The concept blends activism with Immersive Theatre and other forms of performance, with a focus on embodiment and haptic engagement using wearable sensing and extended reality interfaces with real time climate data. It will create methods  for enabling / facilitating capability and self responsibility within citizens toward stewardship for the environment; using participatory/interactive performance techniques and contexts, to create immersive visceral experiences that transcend specific tools (VR/AR/MR/ER, wearable / haptic tech) and types of audiences / users to instigate transformative change and real action. 

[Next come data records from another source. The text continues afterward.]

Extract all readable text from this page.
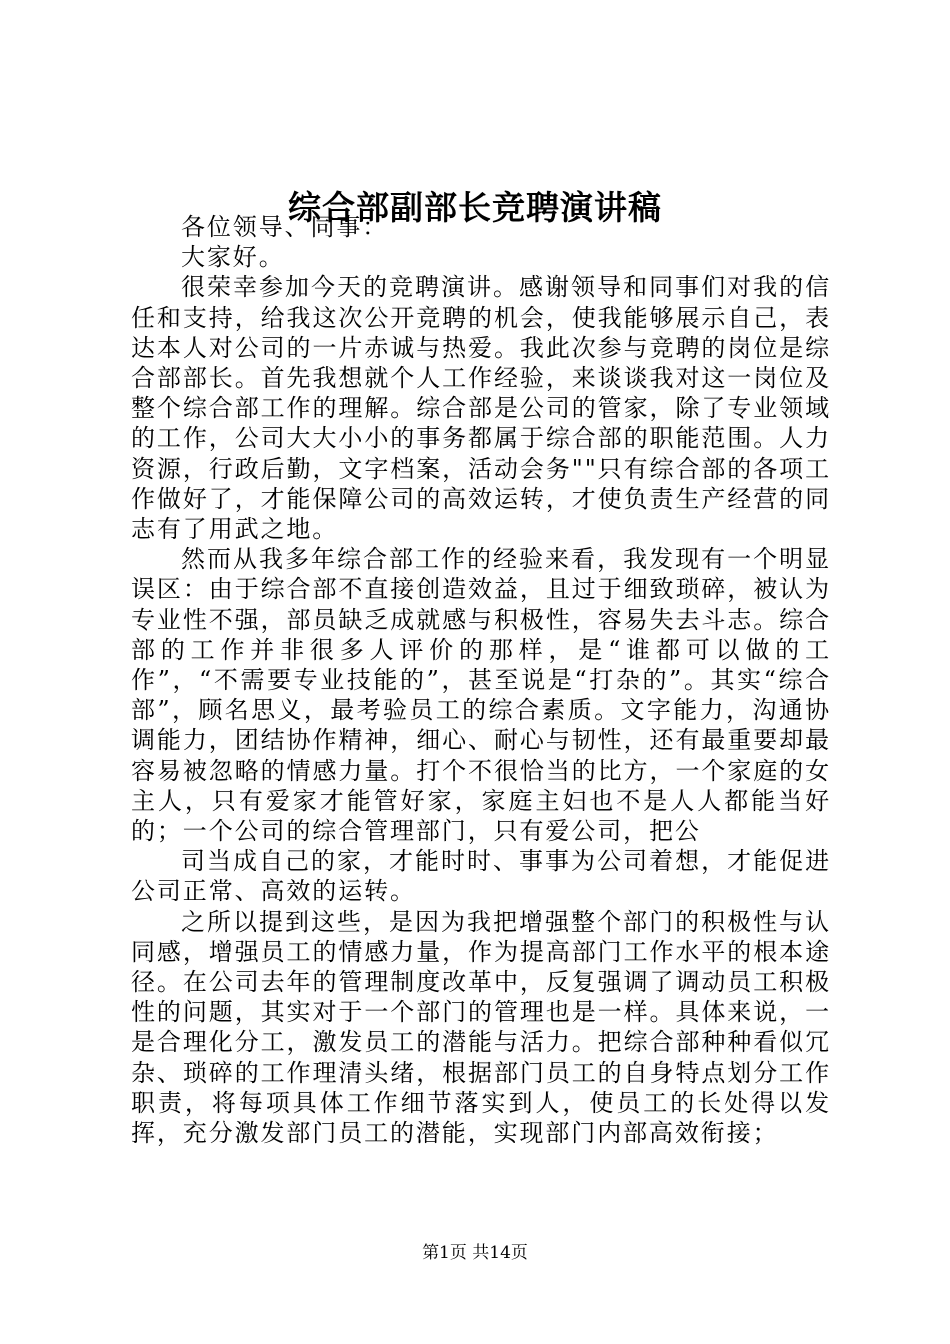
综合部副部长竞聘演讲稿

各位领导、同事：

大家好。

很荣幸参加今天的竞聘演讲。感谢领导和同事们对我的信任和支持，给我这次公开竞聘的机会，使我能够展示自己，表达本人对公司的一片赤诚与热爱。我此次参与竞聘的岗位是综合部部长。首先我想就个人工作经验，来谈谈我对这一岗位及整个综合部工作的理解。综合部是公司的管家，除了专业领域的工作，公司大大小小的事务都属于综合部的职能范围。人力资源，行政后勤，文字档案，活动会务""只有综合部的各项工作做好了，才能保障公司的高效运转，才使负责生产经营的同志有了用武之地。

然而从我多年综合部工作的经验来看，我发现有一个明显误区：由于综合部不直接创造效益，且过于细致琐碎，被认为专业性不强，部员缺乏成就感与积极性，容易失去斗志。综合部的工作并非很多人评价的那样，是“谁都可以做的工作”，“不需要专业技能的”，甚至说是“打杂的”。其实“综合部”，顾名思义，最考验员工的综合素质。文字能力，沟通协调能力，团结协作精神，细心、耐心与韧性，还有最重要却最容易被忽略的情感力量。打个不很恰当的比方，一个家庭的女主人，只有爱家才能管好家，家庭主妇也不是人人都能当好的；一个公司的综合管理部门，只有爱公司，把公

司当成自己的家，才能时时、事事为公司着想，才能促进公司正常、高效的运转。

之所以提到这些，是因为我把增强整个部门的积极性与认同感，增强员工的情感力量，作为提高部门工作水平的根本途径。在公司去年的管理制度改革中，反复强调了调动员工积极性的问题，其实对于一个部门的管理也是一样。具体来说，一是合理化分工，激发员工的潜能与活力。把综合部种种看似冗杂、琐碎的工作理清头绪，根据部门员工的自身特点划分工作职责，将每项具体工作细节落实到人，使员工的长处得以发挥，充分激发部门员工的潜能，实现部门内部高效衔接；

第1页 共14页
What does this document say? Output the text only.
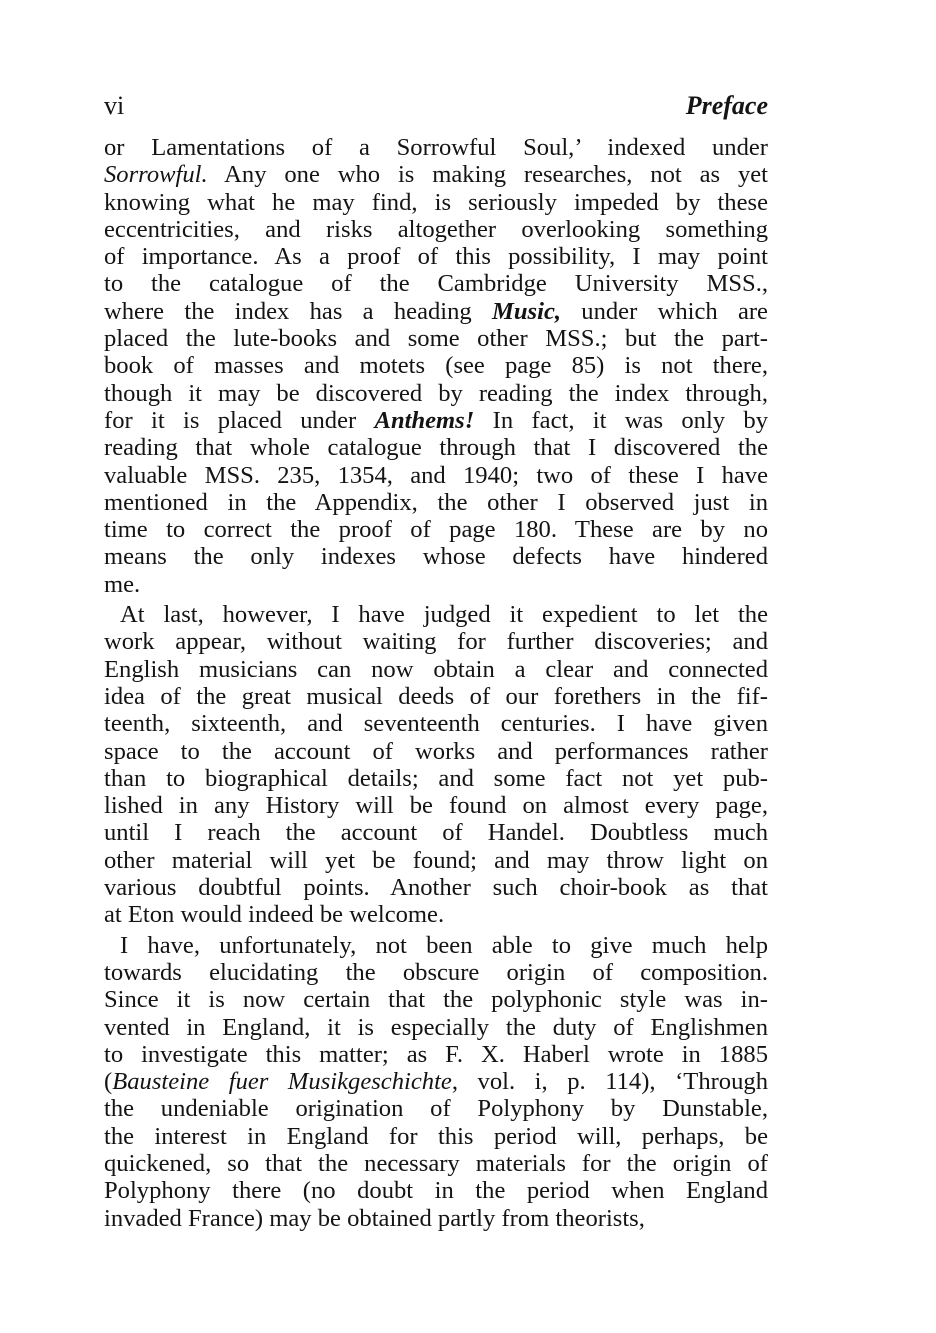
vi	Preface
or Lamentations of a Sorrowful Soul,’ indexed under
Sorrowful. Any one who is making researches, not as yet
knowing what he may find, is seriously impeded by these
eccentricities, and risks altogether overlooking something
of importance. As a proof of this possibility, I may point
to the catalogue of the Cambridge University MSS.,
where the index has a heading Music, under which are
placed the lute-books and some other MSS.; but the part-
book of masses and motets (see page 85) is not there,
though it may be discovered by reading the index through,
for it is placed under Anthems! In fact, it was only by
reading that whole catalogue through that I discovered the
valuable MSS. 235, 1354, and 1940; two of these I have
mentioned in the Appendix, the other I observed just in
time to correct the proof of page 180. These are by no
means the only indexes whose defects have hindered
me.
At last, however, I have judged it expedient to let the
work appear, without waiting for further discoveries; and
English musicians can now obtain a clear and connected
idea of the great musical deeds of our forethers in the fif-
teenth, sixteenth, and seventeenth centuries. I have given
space to the account of works and performances rather
than to biographical details; and some fact not yet pub-
lished in any History will be found on almost every page,
until I reach the account of Handel. Doubtless much
other material will yet be found; and may throw light on
various doubtful points. Another such choir-book as that
at Eton would indeed be welcome.
I have, unfortunately, not been able to give much help
towards elucidating the obscure origin of composition.
Since it is now certain that the polyphonic style was in-
vented in England, it is especially the duty of Englishmen
to investigate this matter; as F. X. Haberl wrote in 1885
(Bausteine fuer Musikgeschichte, vol. i, p. 114), ‘Through
the undeniable origination of Polyphony by Dunstable,
the interest in England for this period will, perhaps, be
quickened, so that the necessary materials for the origin of
Polyphony there (no doubt in the period when England
invaded France) may be obtained partly from theorists,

Context /Conceptual background
We are now at a critical time in human history where research demonstrates that humans are responsible for the dramatic and horrific climate events that we are witnessing around the world, and in our daily lives,  from massive and regular devastating forest fires in North America, Europe and around the world in 2017, to catastrophic earthquakes in Mexico, to hurricanes in the Caribbean and the US, to horrendous storms and flooding in India and Asia, and even in the UK, to the polar caps melting an rising the oceans temperatures and bleaching corals. It is overwhelmingly evident that the world’s people and countries need to make more drastic change in our behaviour and in ourselves, as well as in our practices leading to environmental damage in our world. At the same time, Michael Grubb, professor of international energy and climate change at University College London, writes in Nature Geoscience that the world has a better chance than previously claimed of meeting the goal set by the Paris Agreement on climate change of limiting warming to 1.5C above pre-industrial levels. Yet how can we use this role to act at this moment of global structural crisis?